The Heritage Lottery Fund has made 115 awards totalling over £11 million to projects related to the bicentenary of the abolition of the slave trade and the slave trade generally.
Five of these have been in the North East (one completed project and four approved projects). They are:
£40,300 to Durham University Archives for Learning for a larger project which includes an element on the slave trade. (Completed)
£50,000 to Tyne and Wear Museums for Remembering Slavery; an exhibition showcasing objects, photographs, paintings and documents from the Museum’s collections related to the trans-Atlantic slave trade. (Approved)
£49,400 to Stockton Museums Service for ‘Manacles and Money’. (Approved)
£49,000 to the Black History Consortium for their Commemoration of the Bicentenary of the Abolition of Slavery in 2007. (Approved)

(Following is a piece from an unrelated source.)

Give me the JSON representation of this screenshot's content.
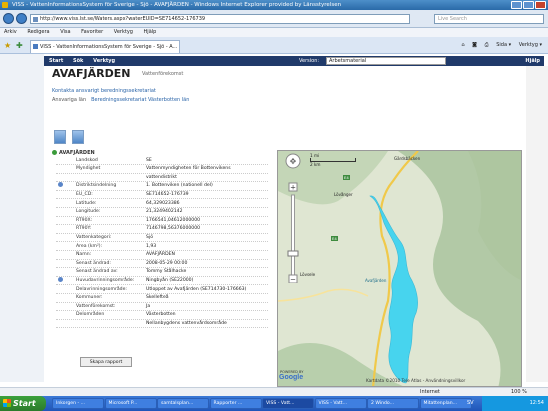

£17,500 to Identity on Tyne for ‘Mapped Roots’. (Approved). This project was funded in collaboration with Arts Council England, which has awarded a further £20,000.
So far, Arts Council England has made a total of 40 grants to bicentenary projects totalling £1,282,354. Two of these projects are in the North East: the Mapped Roots project and Changing Perspectives, a two year study of Black families and their stories of migration into the North East, which has received £5,000 for its first stage.
The Museums, Libraries and Archives Council (MLA) have so far made 17 grants totalling £81,900 across the UK. These include two MLA North East Strategic Commissioning Grants. The first for £10,000 to the Literary and Philosophical Society to conduct a mapping exercise to identify and list slavery related archives and documents held by four key record offices and libraries in the region. The second for £10,000 to the Northumberland Museum Archives and Country Park and Durham University Library Archives Special Collections to create a number of e-learning packages focusing on slavery for use in schools across the North East region.
The Awards for All grants programme funded by the Big Lottery Fund with the Arts Council, Heritage Lottery Fund and Sport England have so far made 23 grants totalling £151,641 to projects to mark the bicentenary across England and Wales. None of these have been in the North East.